Aku bercerita banyak, baik tentang sikap Sara atau tentang audisinya, mereka juga tampak sama penasarannya dengan para wartawan, banyak bertanya mengulik informasi seputar kehidupanku dengan Sara sebelumnya.

Tak lama, Nenek datang membawa panci besar berisi sup daging hangat, selain itu, ia juga sudah mempersiapkan masakan tumis dan beberapa sambal khas yang dijamin pedasnya.

Aku tidak bisa langsung mengambil nasi dan makan, terlebih dahulu aku mempersilakan para orang tua untuk makan, mungkin adab inilah yang diajarkan oleh kedua orang tuaku secara turun temurun.

“Apa kamu tidak makan, Rafa?” tanya Bibi yang sudah mengambil sup begitu juga dengan nasi.

Ponselku bergetar, entah kenapa momen itu sangat pas dengan pertanyaan Bibi. Aku beralasan ingin menjawab telepon dari teman terlebih dahulu sebelum makan. Ia hanya mengangguk pelan.

Kumelangkah keluar bersama tubuhku yang terbalut sweater hangat berwarna biru tua. Aku bisa melihat jalanan di kompleks itu cukup ramai mengingat hari ini adalah hari libur.

Sebenarnya getaran yang ada di ponsel tadi bukanlah sebuah panggilan telepon dari seseorang, itu hanyalah peringatan notifikasi untuk pembaharuan aplikasi di ponselku. Sungguh aneh.

Cukup lama aku berdiam diri di luar rumah hingga salah satu anggota keluarga memanggilku untuk masuk dan ikut makan. Aku hanya mengangguk, aku akan makan ketika mereka sudah makan semua.

“Sedang apa kamu di luar sini, Rafael?”

Sapa pelan dari arah samping kanan, seorang wanita yang turun dari atas motor maticnya seraya melepaskan helm berwarna putih dengan motif garis berwarna merah muda. Ia adalah Siska, tampak berjalan menghampiri dengan terus memerhatikan bendera kuning yang berkibar di depan rumah.

“Rafael, siapa yang meninggal?” tanya Siska, penasaran.

“Kedua orang tuaku.”

Siska terperangah kaget, wajahnya tidak bisa menyembunyikan kesedihan yang sama denganku. Ia memang seseorang yang perasa, bahkan ia mungkin bisa merasakan hal yang sedang kurasa saat ini.

“Kapan kejadiannya? Lalu bagaimana bisa?”

Sembari menghela napas, aku mengajak Siska untuk pergi berkeliling, sekedar berjalan-jalan di alun-alun kota atau pergi ke taman. Wanita itu tentu saja tidak akan menolak apa yang kuinginkan.

Aku berpamitan dan segera pergi berboncengan dengan Siska.

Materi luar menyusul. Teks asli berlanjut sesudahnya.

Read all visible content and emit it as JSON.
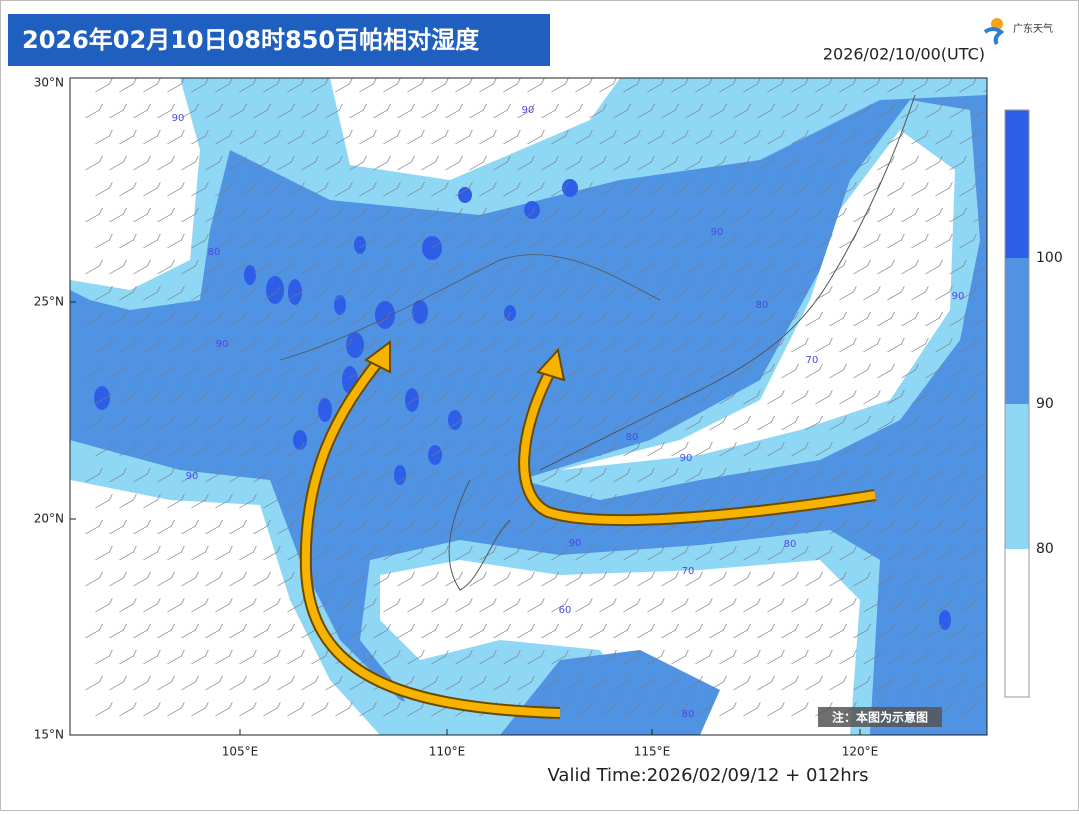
{
  "header": {
    "title": "2026年02月10日08时850百帕相对湿度",
    "logo_text": "广东天气",
    "init_time": "2026/02/10/00(UTC)"
  },
  "map": {
    "lat_labels": [
      "30°N",
      "25°N",
      "20°N",
      "15°N"
    ],
    "lon_labels": [
      "105°E",
      "110°E",
      "115°E",
      "120°E"
    ],
    "contour_labels": [
      "90",
      "90",
      "90",
      "90",
      "80",
      "90",
      "90",
      "80",
      "70",
      "80",
      "90",
      "70",
      "60",
      "80",
      "80",
      "90"
    ],
    "note": "注：本图为示意图",
    "valid_time": "Valid Time:2026/02/09/12 + 012hrs"
  },
  "colorbar": {
    "labels": [
      "100",
      "90",
      "80"
    ]
  }
}
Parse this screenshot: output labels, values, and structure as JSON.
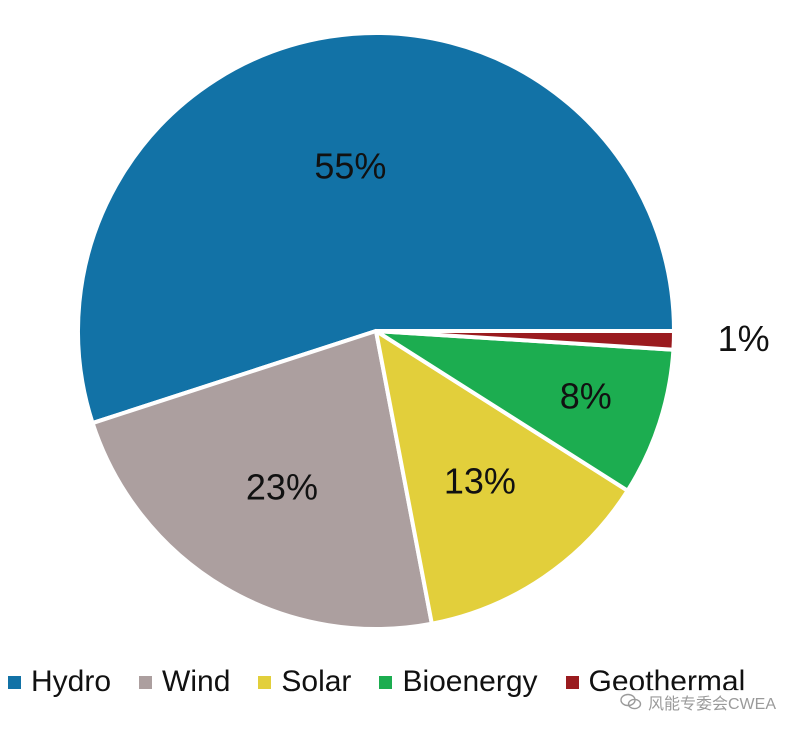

Selama di perjalanan, aku menceritakan semua kejadian yang menimpa kedua orang tuaku, mulai dari pemberitaan di tv hingga jasadnya yang hampur hancur akibat kecelakaan fatal.

Siska hanya diam membisu, sembari memerhatikan jalan di depannya. Ia mengangguk di setiap penjelasan yang aku katakan. Malam itu, hanya dialah temanku yang pertama tahu tentang berita duka ini.

Kami berhenti tepat di depan alun-alun kota, sangat ramai oleh orang-orang yang berliburan dan melepas penat. Mungkin dari sekian ratus orang di tempat itu, akulah orang yang sedang berduka tepatnya.

“Duduklah, aku akan membelikanmu makanan,” titah Siska.

Aku mengangguk, aku duduk di atas lantai alun-alun yang terlapisi oleh rumput sintetis yang sangat nyaman dan menenangkan. Dari sudut mata memandang, banyak kuliah anak-anak yang bermain bersama kedua orang tua mereka. Hal itu sontak saja membangkitkan kenangan atas mereka ketika dulu berlibur bersama.

Tak lama, Siska datang membawa dua mangkuk makanan kesukaanku. Namun, mataku masih belum bisa beralih dari keceriaan anak-anak yang begitu mengasyikan.

“Kenangan akan menjadi sangat berharga ketika kita kehilangan seseorang,” ucap Siska.

Ia meletakan dua mangkuk itu tepat di depanku, aku balik melirik Siska yang tersenyum lembut seraya memerhatikan apa yang tadi kuperhatikan.

“Dan dari kenangan itu juga, kita bisa memilih apakah kita akan tetap melanjutkan kenangan yang ada atau menyerah.”

Siska menatapku dalam-dalam.

“Mereka tidak meninggalkanmu, Rafael. Mereka ada di sini, hidup bersama kenangan-kenanganmu yang dulu,” sambung Siska.

Aku mengangguk, ucapannya sangat dalam dan mengena di hatiku. Namun, tetap saja apa yang kulihat itu cukup menyayat hati jika dibandingkan dengan kenangan bersama mereka.

“Peluklah aku, Rafael.”

“Apa?” tanyaku kaget.

“Peluklah aku, maka kamu akan merasa baikan.”